La BBC a récupéré en janvier dernier d’intéressantes images, transmises par des rebelles syriens après avoir fouillé les corps de combattants identifiés comme Iraniens. Parmi eux, un caméraman qui a tourné ce qui pourrait avoir donné lieu, par la suite, à un reportage ou un documentaire. On y voit des Gardiens de la Révolution dans leur quotidien en Syrie: vie dans leur baraquement, formation de paramilitaires syriens, opérations auprès de la population.
L’auteur des images apparaît à un moment sur sa propre vidéo, en uniforme et armé d’une Ak-47. Une apparition qui laisse planer le doute sur son identité réelle et son rôle. S’agit-il d’un reporter embarqué avec les Gardiens de la Révolution ou d’un militaire réalisant des images, comme on le voit dans certains services de communication de nos armées par exemple (ECPAD, SIRPA).
Il est peu probable que ces images aient été destinées à être diffusées dans les médias: officiellement, Téhéran nie toute participation au conflit syrien sur le terrain . La vidéo aurait pu servir à plusieurs objectifs: mémoire (c’est notamment ce que fait l’ECPAD en France), communication interne pour informer les candidats à un déploiement en Syrie sur leur mission, archives en vue de la réalisation de documents ultérieurs après une éventuelle officialisation de l’implication iranienne.
Méthodes classiques
Le contenu des images laisse penser à des méthodes d’influence assez similaires à ce que font les armées occidentales.
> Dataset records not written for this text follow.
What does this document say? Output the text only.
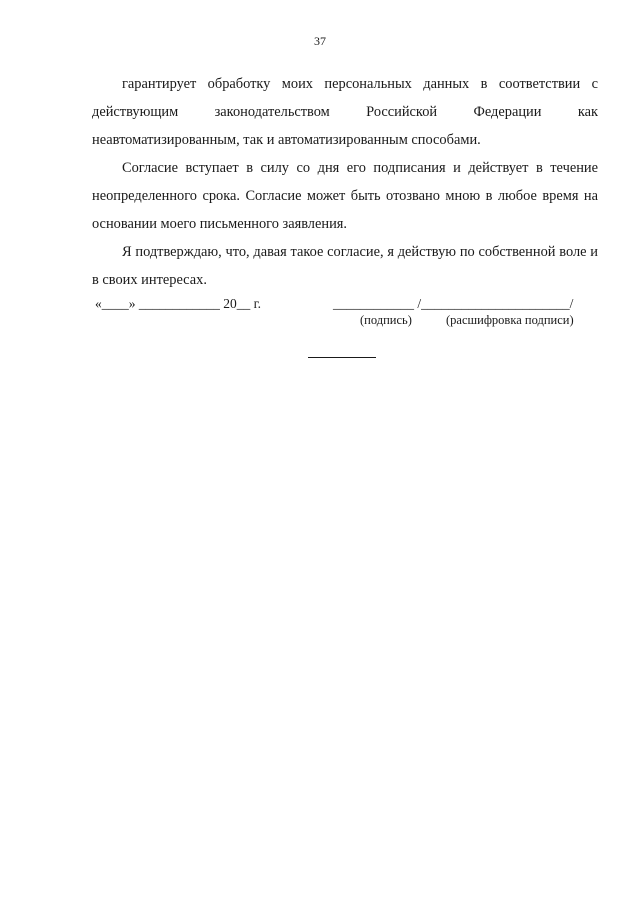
37

гарантирует обработку моих персональных данных в соответствии с действующим законодательством Российской Федерации как неавтоматизированным, так и автоматизированным способами.

Согласие вступает в силу со дня его подписания и действует в течение неопределенного срока. Согласие может быть отозвано мною в любое время на основании моего письменного заявления.

Я подтверждаю, что, давая такое согласие, я действую по собственной воле и в своих интересах.

«____» ____________ 20__ г.	____________ /______________________/
(подпись)	(расшифровка подписи)
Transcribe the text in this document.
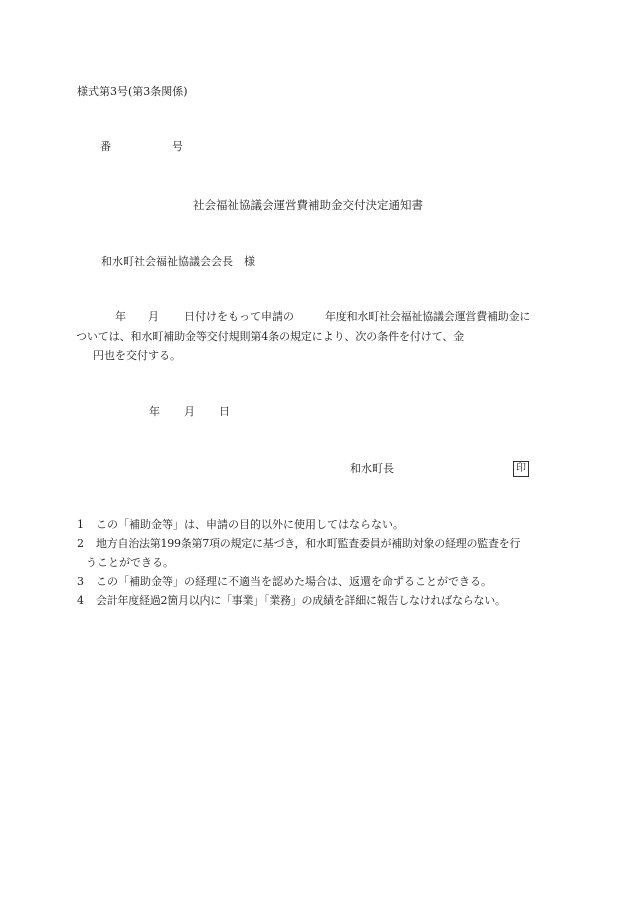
様式第3号(第3条関係)
番	号
社会福祉協議会運営費補助金交付決定通知書
和水町社会福祉協議会会長　様
年 月 日付けをもって申請の	年度和水町社会福祉協議会運営費補助金に
ついては、和水町補助金等交付規則第4条の規定により、次の条件を付けて、金
円也を交付する。
年 月 日
和水町長	印
1 この「補助金等」は、申請の目的以外に使用してはならない。
2 地方自治法第199条第7項の規定に基づき，和水町監査委員が補助対象の経理の監査を行
うことができる。
3 この「補助金等」の経理に不適当を認めた場合は、返還を命ずることができる。
4 会計年度経過2箇月以内に「事業」「業務」の成績を詳細に報告しなければならない。
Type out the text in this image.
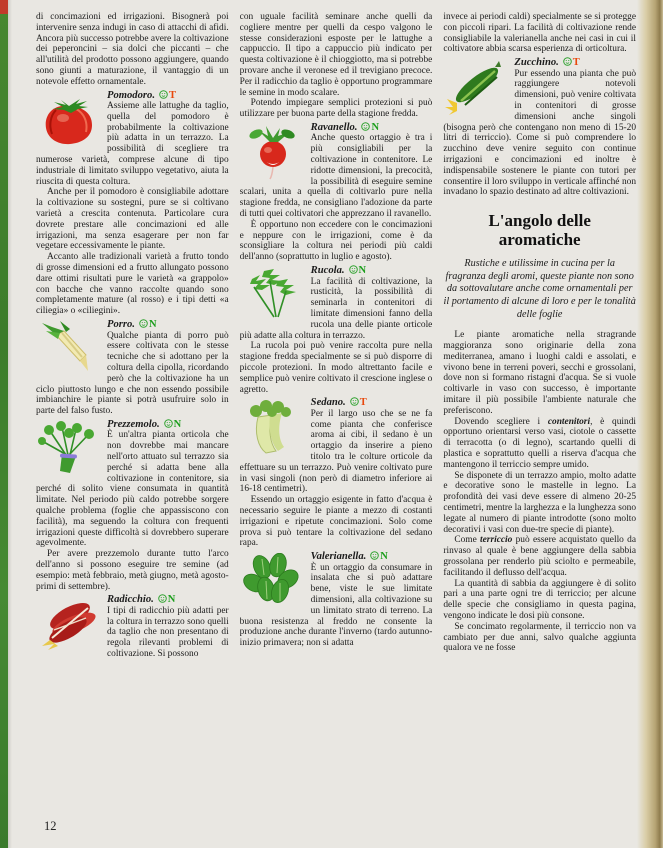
di concimazioni ed irrigazioni. Bisognerà poi intervenire senza indugi in caso di attacchi di afidi. Ancora più successo potrebbe avere la coltivazione dei peperoncini – sia dolci che piccanti – che all'utilità del prodotto possono aggiungere, quando sono giunti a maturazione, il vantaggio di un notevole effetto ornamentale.

Pomodoro. T

Assieme alle lattughe da taglio, quella del pomodoro è probabilmente la coltivazione più adatta in un terrazzo. La possibilità di scegliere tra numerose varietà, comprese alcune di tipo industriale di limitato sviluppo vegetativo, aiuta la riuscita di questa coltura.

Anche per il pomodoro è consigliabile adottare la coltivazione su sostegni, pure se si coltivano varietà a crescita contenuta. Particolare cura dovrete prestare alle concimazioni ed alle irrigazioni, ma senza esagerare per non far vegetare eccessivamente le piante.

Accanto alle tradizionali varietà a frutto tondo di grosse dimensioni ed a frutto allungato possono dare ottimi risultati pure le varietà «a grappolo» con bacche che vanno raccolte quando sono completamente mature (al rosso) e i tipi detti «a ciliegia» o «ciliegini».

Porro. N

Qualche pianta di porro può essere coltivata con le stesse tecniche che si adottano per la coltura della cipolla, ricordando però che la coltivazione ha un ciclo piuttosto lungo e che non essendo possibile imbianchire le piante si potrà usufruire solo in parte del falso fusto.

Prezzemolo. N

È un'altra pianta orticola che non dovrebbe mai mancare nell'orto attuato sul terrazzo sia perché si adatta bene alla coltivazione in contenitore, sia perché di solito viene consumata in quantità limitate. Nel periodo più caldo potrebbe sorgere qualche problema (foglie che appassiscono con facilità), ma seguendo la coltura con frequenti irrigazioni queste difficoltà si dovrebbero superare agevolmente.

Per avere prezzemolo durante tutto l'arco dell'anno si possono eseguire tre semine (ad esempio: metà febbraio, metà giugno, metà agosto-primi di settembre).

Radicchio. N

I tipi di radicchio più adatti per la coltura in terrazzo sono quelli da taglio che non presentano di regola rilevanti problemi di coltivazione. Si possono

con uguale facilità seminare anche quelli da cogliere mentre per quelli da cespo valgono le stesse considerazioni esposte per le lattughe a cappuccio. Il tipo a cappuccio più indicato per questa coltivazione è il chioggiotto, ma si potrebbe provare anche il veronese ed il trevigiano precoce. Per il radicchio da taglio è opportuno programmare le semine in modo scalare.

Potendo impiegare semplici protezioni si può utilizzare per buona parte della stagione fredda.

Ravanello. N

Anche questo ortaggio è tra i più consigliabili per la coltivazione in contenitore. Le ridotte dimensioni, la precocità, la possibilità di eseguire semine scalari, unita a quella di coltivarlo pure nella stagione fredda, ne consigliano l'adozione da parte di tutti quei coltivatori che apprezzano il ravanello.

È opportuno non eccedere con le concimazioni e neppure con le irrigazioni, come è da sconsigliare la coltura nei periodi più caldi dell'anno (soprattutto in luglio e agosto).

Rucola. N

La facilità di coltivazione, la rusticità, la possibilità di seminarla in contenitori di limitate dimensioni fanno della rucola una delle piante orticole più adatte alla coltura in terrazzo.

La rucola poi può venire raccolta pure nella stagione fredda specialmente se si può disporre di piccole protezioni. In modo altrettanto facile e semplice può venire coltivato il crescione inglese o agretto.

Sedano. T

Per il largo uso che se ne fa come pianta che conferisce aroma ai cibi, il sedano è un ortaggio da inserire a pieno titolo tra le colture orticole da effettuare su un terrazzo. Può venire coltivato pure in vasi singoli (non però di diametro inferiore ai 16-18 centimetri).

Essendo un ortaggio esigente in fatto d'acqua è necessario seguire le piante a mezzo di costanti irrigazioni e ripetute concimazioni. Solo come prova si può tentare la coltivazione del sedano rapa.

Valerianella. N

È un ortaggio da consumare in insalata che si può adattare bene, viste le sue limitate dimensioni, alla coltivazione su un limitato strato di terreno. La buona resistenza al freddo ne consente la produzione anche durante l'inverno (tardo autunno-inizio primavera; non si adatta

invece ai periodi caldi) specialmente se si protegge con piccoli ripari. La facilità di coltivazione rende consigliabile la valerianella anche nei casi in cui il coltivatore abbia scarsa esperienza di orticoltura.

Zucchino. T

Pur essendo una pianta che può raggiungere notevoli dimensioni, può venire coltivata in contenitori di grosse dimensioni anche singoli (bisogna però che contengano non meno di 15-20 litri di terriccio). Come si può comprendere lo zucchino deve venire seguito con continue irrigazioni e concimazioni ed inoltre è indispensabile sostenere le piante con tutori per consentire il loro sviluppo in verticale affinché non invadano lo spazio destinato ad altre coltivazioni.

L'angolo delle
aromatiche

Rustiche e utilissime in cucina per la fragranza degli aromi, queste piante non sono da sottovalutare anche come ornamentali per il portamento di alcune di loro e per le tonalità delle foglie

Le piante aromatiche nella stragrande maggioranza sono originarie della zona mediterranea, amano i luoghi caldi e assolati, e vivono bene in terreni poveri, secchi e grossolani, dove non si formano ristagni d'acqua. Se si vuole coltivarle in vaso con successo, è importante imitare il più possibile l'ambiente naturale che preferiscono.

Dovendo scegliere i contenitori, è quindi opportuno orientarsi verso vasi, ciotole o cassette di terracotta (o di legno), scartando quelli di plastica e soprattutto quelli a riserva d'acqua che mantengono il terriccio sempre umido.

Se disponete di un terrazzo ampio, molto adatte e decorative sono le mastelle in legno. La profondità dei vasi deve essere di almeno 20-25 centimetri, mentre la larghezza e la lunghezza sono legate al numero di piante introdotte (sono molto decorativi i vasi con due-tre specie di piante).

Come terriccio può essere acquistato quello da rinvaso al quale è bene aggiungere della sabbia grossolana per renderlo più sciolto e permeabile, facilitando il deflusso dell'acqua.

La quantità di sabbia da aggiungere è di solito pari a una parte ogni tre di terriccio; per alcune delle specie che consigliamo in questa pagina, vengono indicate le dosi più consone.

Se concimato regolarmente, il terriccio non va cambiato per due anni, salvo qualche aggiunta qualora ve ne fosse

12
La tournée dans la ville avec distribution de bonbons aux enfants syriens semble être le dernier des clichés. Il fonctionne pourtant parfaitement bien, la commentatrice de la BBC évoquant elle-même une volonté de « gagner les coeurs et les esprits » de la part des Iraniens. Dans un tel contexte, les enfants sont d’ailleurs une cible de choix pour entrer dans les foyers malgré toutes les rancunes qui peuvent exister.
Influence sur les combattants locaux, aussi. Les Iraniens semblent ici prendre principalement part à des tâches d’instruction et d’encadrement. Ils forment des paramilitaires syriens qui ont déjà suivi un premier stage en Iran même. Les Gardiens de la Révolution les accompagnent ensuite sur le terrain, dans des missions de combat ou de renseignement. Ce type de pratiques est aussi un moyen de garantir une bonne image au sein des alliés locaux et d’imposer progressivement des canons tactiques militaires et des raisonnements politiques et idéologiques dans les esprits. Un moyen de s’assurer qu’à tous les niveaux, l’Iran soit perçu comme le meilleur ami de la Syrie.
Communication à destination du public iranien enfin. Selon l’utilisation de ces images, ce public peut-être interne aux Gardiens de la Révolution ou plus large. Les images montrent alors que le commando suivi par le reporter mène une guerre noble (il aide les locaux et nourrit les enfants) pour une cause juste (une guerre au nom de l’islam contre un ennemi soutenu par l’occident et des alliés arabes considérés comme ennemis).
Un tel reportage est aussi un moyen d’encourager les soldats suivis par le caméraman. Pour eux, c’est l’assurance de la postérité et qu’ils ne seront pas oubliés dans ce pays en guerre. L’un d’eux fait d’ailleurs la remarque à son collègue alors qu’ils sont filmés: « quand tu seras tué, nous pourrons pleurer en regardant les images« . La présence de la caméra les incite également à faire un peu de zèle, en récitant des chants religieux plutôt que le dernier morceau de pop à la mode qu’ils peuvent avoir l’habitude de chantonner: faites attention messieurs, l’Iran vous regarde.